On the other hand, we cannot conclude that pilgrims with more Hajj experience are less sensitive to waiting time than those with less experience, as, in fact, the opposite seems to be the case. However, Hypothesis 4 is not suitable for deriving operational implications anyway, but rather provides information on how service has improved or deteriorated in comparison with previous years. The dissatisfaction with waiting time as well as the general dissatisfaction of more experienced pilgrims may also stem from factors such as rising prices or larger numbers of participants compared to previous years or could be related to an “everything was better in the old days” type of attitude.

Based on our findings, user satisfaction could be improved if the pilgrims were led to the metro separately by country of origin. Thus, pilgrims from South Asia, who are more sensitive to long waiting times than other pilgrims, may be treated preferentially upon arrival. In order to do this, they would be led to the metro when waiting times are expected to be short. Directing pilgrims to the metro separately by country of origin is comparatively easy to achieve since they are already accommodated in groups according to their home countries (Fig. 5)Footnote 3. That being said, our results support the hypothesis that culture has an impact on satisfaction with waits, as it has been suggested in previous literature (Chung et al. 2015, 2016; Hall 1989; Pàmies et al. 2016; Rose et al. 2003).

Another main finding is that women are clearly more sensitive to waiting time than men. This contradicts findings from previous studies where no direct relationship was found. As discussed in the literature review, there might not be a direct effect in our case either.
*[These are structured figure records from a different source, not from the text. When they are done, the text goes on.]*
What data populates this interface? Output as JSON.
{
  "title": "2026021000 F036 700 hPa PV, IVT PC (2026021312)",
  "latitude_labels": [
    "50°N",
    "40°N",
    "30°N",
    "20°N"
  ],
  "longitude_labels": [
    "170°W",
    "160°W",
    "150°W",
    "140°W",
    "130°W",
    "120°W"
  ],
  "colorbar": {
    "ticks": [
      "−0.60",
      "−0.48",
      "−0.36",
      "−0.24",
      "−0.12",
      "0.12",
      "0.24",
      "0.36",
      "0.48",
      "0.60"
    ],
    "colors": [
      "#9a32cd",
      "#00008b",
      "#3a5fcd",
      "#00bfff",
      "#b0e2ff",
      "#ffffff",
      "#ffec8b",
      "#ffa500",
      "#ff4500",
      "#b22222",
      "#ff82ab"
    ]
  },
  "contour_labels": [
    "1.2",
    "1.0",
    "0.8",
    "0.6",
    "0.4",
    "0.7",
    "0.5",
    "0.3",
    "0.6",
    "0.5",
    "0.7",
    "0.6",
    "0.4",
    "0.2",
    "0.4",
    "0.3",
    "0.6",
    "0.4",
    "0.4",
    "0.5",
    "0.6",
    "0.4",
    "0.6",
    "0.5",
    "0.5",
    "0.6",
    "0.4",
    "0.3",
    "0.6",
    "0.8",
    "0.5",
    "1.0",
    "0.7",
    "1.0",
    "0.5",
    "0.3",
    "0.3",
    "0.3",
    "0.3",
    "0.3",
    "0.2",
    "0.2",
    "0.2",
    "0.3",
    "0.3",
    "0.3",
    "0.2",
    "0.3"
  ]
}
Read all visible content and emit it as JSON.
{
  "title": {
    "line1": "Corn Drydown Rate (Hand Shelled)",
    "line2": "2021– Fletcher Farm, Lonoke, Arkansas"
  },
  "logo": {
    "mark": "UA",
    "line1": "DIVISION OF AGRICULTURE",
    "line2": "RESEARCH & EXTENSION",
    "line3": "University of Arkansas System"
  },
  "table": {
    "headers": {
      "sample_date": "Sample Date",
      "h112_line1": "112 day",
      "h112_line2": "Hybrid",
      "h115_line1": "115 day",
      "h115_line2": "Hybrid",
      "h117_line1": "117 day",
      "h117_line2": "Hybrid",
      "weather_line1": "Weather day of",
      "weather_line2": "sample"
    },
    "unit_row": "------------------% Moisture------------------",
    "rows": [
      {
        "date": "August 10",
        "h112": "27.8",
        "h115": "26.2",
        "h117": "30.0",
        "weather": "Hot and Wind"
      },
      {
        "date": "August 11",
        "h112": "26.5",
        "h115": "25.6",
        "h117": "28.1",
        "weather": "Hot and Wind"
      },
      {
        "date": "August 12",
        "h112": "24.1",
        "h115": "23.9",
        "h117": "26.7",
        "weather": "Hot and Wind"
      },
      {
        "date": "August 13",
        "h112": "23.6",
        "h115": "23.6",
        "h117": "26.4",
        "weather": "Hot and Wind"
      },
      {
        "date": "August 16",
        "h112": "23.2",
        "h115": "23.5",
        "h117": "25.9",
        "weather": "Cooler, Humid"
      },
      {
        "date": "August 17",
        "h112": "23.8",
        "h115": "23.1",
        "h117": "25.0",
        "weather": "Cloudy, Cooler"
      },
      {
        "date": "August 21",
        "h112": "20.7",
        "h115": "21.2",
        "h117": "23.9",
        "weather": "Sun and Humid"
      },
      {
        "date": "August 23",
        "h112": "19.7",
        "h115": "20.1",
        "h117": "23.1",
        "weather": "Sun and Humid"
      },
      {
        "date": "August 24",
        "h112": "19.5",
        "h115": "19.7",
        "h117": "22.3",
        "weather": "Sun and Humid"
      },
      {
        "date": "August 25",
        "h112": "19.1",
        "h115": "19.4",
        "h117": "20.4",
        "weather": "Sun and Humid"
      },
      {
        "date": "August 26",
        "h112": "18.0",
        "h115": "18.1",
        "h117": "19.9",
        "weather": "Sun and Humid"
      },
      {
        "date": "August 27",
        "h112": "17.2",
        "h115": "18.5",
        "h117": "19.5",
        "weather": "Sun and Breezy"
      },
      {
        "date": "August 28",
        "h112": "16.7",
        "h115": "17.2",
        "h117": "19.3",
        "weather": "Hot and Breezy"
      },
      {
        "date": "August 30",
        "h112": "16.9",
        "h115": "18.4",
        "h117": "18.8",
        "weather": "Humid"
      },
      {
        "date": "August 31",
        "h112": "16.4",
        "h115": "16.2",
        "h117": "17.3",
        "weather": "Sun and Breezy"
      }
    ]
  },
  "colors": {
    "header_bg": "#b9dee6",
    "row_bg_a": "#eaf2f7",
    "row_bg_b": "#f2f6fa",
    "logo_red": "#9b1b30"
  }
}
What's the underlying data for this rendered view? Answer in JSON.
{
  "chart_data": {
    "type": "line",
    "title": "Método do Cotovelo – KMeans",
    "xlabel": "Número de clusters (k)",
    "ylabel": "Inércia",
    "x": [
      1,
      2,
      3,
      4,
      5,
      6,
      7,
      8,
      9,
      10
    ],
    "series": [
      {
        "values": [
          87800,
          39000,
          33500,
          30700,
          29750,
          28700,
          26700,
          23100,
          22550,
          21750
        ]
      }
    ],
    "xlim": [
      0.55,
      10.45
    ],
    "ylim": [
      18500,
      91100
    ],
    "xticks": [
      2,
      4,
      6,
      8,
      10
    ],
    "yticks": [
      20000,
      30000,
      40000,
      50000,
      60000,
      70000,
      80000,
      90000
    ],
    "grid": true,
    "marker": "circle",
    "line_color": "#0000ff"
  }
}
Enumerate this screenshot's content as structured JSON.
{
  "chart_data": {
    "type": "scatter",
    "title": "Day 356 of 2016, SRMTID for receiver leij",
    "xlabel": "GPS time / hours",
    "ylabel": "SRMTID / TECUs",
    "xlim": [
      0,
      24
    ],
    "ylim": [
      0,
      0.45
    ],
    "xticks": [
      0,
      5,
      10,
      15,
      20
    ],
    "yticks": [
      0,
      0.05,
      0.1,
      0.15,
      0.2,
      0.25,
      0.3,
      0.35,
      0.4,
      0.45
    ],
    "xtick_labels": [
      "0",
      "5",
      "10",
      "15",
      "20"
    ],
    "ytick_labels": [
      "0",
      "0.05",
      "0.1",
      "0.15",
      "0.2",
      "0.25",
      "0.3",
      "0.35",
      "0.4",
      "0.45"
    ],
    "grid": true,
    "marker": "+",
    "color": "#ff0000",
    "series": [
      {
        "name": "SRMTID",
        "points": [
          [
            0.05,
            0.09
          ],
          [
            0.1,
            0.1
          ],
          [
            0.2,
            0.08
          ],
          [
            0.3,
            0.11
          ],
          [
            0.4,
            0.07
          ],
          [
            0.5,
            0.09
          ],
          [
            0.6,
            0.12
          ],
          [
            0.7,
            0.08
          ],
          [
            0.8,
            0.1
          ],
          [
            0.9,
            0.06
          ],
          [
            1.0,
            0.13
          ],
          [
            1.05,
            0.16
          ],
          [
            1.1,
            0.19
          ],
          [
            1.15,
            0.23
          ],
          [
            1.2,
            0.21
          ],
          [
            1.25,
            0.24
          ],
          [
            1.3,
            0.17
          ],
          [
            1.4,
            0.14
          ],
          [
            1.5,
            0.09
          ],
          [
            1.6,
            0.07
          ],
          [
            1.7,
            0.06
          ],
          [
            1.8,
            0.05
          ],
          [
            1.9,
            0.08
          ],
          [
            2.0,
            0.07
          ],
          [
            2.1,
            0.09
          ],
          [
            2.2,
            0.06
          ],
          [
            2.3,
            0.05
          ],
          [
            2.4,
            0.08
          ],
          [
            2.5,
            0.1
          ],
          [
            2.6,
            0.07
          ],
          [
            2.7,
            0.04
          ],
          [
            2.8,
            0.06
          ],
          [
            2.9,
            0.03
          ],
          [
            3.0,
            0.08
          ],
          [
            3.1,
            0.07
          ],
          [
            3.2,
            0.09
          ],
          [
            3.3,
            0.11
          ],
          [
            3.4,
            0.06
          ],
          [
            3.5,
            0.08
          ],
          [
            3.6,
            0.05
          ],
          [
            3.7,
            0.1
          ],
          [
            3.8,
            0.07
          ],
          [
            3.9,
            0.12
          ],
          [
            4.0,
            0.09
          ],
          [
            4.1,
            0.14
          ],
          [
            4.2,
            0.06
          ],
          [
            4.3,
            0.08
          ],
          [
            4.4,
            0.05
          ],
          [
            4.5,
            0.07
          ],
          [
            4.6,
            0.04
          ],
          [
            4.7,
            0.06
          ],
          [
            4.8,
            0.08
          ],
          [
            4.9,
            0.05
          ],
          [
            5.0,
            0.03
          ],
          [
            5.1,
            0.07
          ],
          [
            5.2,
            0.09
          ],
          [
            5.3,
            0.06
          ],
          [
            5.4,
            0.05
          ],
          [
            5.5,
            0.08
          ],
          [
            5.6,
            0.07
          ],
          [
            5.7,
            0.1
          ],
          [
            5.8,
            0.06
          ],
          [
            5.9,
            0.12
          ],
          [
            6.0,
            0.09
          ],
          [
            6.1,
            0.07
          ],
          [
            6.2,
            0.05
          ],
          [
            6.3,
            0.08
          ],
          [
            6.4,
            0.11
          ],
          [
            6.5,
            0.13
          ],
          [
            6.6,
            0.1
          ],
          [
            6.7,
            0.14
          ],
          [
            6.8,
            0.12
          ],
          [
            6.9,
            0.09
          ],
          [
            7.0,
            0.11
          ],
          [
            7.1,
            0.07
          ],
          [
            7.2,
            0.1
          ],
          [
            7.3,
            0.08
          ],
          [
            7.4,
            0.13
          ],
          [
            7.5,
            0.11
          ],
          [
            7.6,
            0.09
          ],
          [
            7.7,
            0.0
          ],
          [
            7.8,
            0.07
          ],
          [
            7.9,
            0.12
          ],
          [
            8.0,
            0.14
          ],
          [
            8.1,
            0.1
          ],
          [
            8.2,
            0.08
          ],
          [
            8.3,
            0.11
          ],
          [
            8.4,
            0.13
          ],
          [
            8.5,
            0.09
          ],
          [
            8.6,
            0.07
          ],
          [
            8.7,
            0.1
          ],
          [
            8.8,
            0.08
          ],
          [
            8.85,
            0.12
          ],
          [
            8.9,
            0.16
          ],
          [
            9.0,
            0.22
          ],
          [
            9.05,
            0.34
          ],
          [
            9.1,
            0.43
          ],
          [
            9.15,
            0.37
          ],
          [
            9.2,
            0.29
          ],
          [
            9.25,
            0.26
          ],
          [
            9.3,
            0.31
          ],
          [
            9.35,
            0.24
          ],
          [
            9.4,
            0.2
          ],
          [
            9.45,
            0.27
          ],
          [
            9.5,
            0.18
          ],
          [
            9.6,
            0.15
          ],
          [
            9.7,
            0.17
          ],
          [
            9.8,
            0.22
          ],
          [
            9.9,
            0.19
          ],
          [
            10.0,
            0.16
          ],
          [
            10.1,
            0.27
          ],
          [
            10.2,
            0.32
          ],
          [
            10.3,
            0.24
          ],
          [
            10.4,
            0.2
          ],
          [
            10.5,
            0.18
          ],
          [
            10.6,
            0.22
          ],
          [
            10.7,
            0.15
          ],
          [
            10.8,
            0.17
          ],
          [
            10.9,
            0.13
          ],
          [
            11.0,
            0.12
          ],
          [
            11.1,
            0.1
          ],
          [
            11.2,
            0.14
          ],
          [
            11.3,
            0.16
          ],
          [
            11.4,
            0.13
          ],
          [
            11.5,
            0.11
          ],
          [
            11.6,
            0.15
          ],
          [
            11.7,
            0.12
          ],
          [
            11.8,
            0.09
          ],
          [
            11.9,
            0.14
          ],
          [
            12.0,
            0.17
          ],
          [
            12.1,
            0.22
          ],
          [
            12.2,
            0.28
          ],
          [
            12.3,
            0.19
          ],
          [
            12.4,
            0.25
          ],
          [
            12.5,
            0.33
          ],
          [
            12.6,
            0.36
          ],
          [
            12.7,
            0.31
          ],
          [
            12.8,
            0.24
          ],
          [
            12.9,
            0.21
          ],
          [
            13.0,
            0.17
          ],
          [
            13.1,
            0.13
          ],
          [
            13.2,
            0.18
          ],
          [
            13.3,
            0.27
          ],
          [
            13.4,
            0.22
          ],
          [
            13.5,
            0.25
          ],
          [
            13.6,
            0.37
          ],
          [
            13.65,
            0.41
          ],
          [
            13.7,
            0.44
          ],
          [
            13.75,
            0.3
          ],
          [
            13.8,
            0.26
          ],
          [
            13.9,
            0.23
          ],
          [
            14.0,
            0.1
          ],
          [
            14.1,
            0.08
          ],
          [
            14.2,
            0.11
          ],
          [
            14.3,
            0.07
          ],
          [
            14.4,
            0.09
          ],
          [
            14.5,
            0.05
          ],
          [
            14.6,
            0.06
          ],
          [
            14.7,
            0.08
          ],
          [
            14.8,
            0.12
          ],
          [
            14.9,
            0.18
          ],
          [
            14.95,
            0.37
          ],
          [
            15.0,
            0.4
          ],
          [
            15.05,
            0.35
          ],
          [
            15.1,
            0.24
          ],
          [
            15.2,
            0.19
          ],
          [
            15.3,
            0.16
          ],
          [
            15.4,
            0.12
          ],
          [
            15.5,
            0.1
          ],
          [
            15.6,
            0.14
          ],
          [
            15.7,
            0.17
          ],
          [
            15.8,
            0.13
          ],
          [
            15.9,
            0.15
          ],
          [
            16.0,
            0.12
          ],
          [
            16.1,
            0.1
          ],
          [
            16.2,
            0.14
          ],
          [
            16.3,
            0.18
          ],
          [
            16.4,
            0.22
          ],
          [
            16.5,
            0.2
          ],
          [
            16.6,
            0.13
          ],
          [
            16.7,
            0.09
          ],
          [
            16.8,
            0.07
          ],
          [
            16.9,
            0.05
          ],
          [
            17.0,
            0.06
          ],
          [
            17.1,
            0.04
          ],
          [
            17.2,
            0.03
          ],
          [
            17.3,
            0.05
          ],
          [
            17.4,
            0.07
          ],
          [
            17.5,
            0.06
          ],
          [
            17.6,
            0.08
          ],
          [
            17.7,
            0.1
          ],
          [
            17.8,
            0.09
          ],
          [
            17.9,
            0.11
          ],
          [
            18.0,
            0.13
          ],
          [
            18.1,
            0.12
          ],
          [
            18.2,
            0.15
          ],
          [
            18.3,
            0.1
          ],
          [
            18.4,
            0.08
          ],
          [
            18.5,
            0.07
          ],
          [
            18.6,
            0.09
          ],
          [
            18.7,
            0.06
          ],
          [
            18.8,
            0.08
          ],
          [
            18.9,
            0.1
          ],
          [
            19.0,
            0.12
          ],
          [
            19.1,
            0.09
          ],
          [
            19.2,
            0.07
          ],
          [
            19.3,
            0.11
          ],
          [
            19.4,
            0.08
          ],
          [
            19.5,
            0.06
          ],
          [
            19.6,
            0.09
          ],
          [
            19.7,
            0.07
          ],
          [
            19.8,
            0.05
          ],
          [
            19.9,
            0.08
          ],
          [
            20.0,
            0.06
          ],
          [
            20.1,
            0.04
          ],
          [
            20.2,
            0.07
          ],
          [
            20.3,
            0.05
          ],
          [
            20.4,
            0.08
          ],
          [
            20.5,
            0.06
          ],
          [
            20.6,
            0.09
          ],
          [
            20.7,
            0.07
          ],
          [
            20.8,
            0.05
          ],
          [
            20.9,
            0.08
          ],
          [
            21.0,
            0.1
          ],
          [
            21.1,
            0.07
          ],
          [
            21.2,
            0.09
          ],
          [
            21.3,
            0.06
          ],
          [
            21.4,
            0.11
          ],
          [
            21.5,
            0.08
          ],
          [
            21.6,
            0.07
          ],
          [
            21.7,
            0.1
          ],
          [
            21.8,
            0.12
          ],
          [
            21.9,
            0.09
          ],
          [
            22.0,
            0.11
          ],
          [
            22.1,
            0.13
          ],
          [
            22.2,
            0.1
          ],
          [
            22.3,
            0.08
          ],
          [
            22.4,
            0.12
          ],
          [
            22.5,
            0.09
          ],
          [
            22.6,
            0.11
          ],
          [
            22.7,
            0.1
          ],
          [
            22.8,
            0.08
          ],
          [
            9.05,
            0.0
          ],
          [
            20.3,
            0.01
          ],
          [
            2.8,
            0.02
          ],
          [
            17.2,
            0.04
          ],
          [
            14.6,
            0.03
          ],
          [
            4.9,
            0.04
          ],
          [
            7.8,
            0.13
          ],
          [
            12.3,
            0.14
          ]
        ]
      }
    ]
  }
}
Instead, the observed difference in waiting time sensitivities could be due to factors such as crowding discomfort, as there is already evidence females are more sensitive to this. Yet, it is obvious that crowding-levels and waiting times at the stations are closely related and, therefore, guiding the female pilgrims to the metro when waiting times are likely to be short has the potential to improve overall user satisfaction. Some pilgrims might not want to perform the rituals separately from the rest of their travel groups, but if they decide to do so female pilgrims could be given priority to have shorter waiting times.

Separating the pilgrims by age, on the other hand, seems to be unnecessary, as the effect of age on waiting time sensitivities is negligible or almost non-existent. However, it should be mentioned that other factors, such as comfort, an adequate supply of drinking water during waits, and station cleanliness may have an impact on user satisfaction. These factors are not taken into account in this study.

From the scenario analysis provided, a reasonable reduction of 8%-points in the proportion of pilgrims waiting longer than 60 min could already lead to a small but noticeable improvement in overall user satisfaction. Namely, the number of dissatisfied pilgrims would be reduced by 2–4%-points, while the number of indifferent and satisfied pilgrims would be increased by 1–3%-points each. We believe that waiting times of more than 60 min are due either to inadequate communication and/or enforcement of the departure schedule for pilgrim groups. In addition to a better communication of the schedule, communicating the expected waiting times at the stations to the pilgrims, especially at peak periods, might increase their schedule compliance.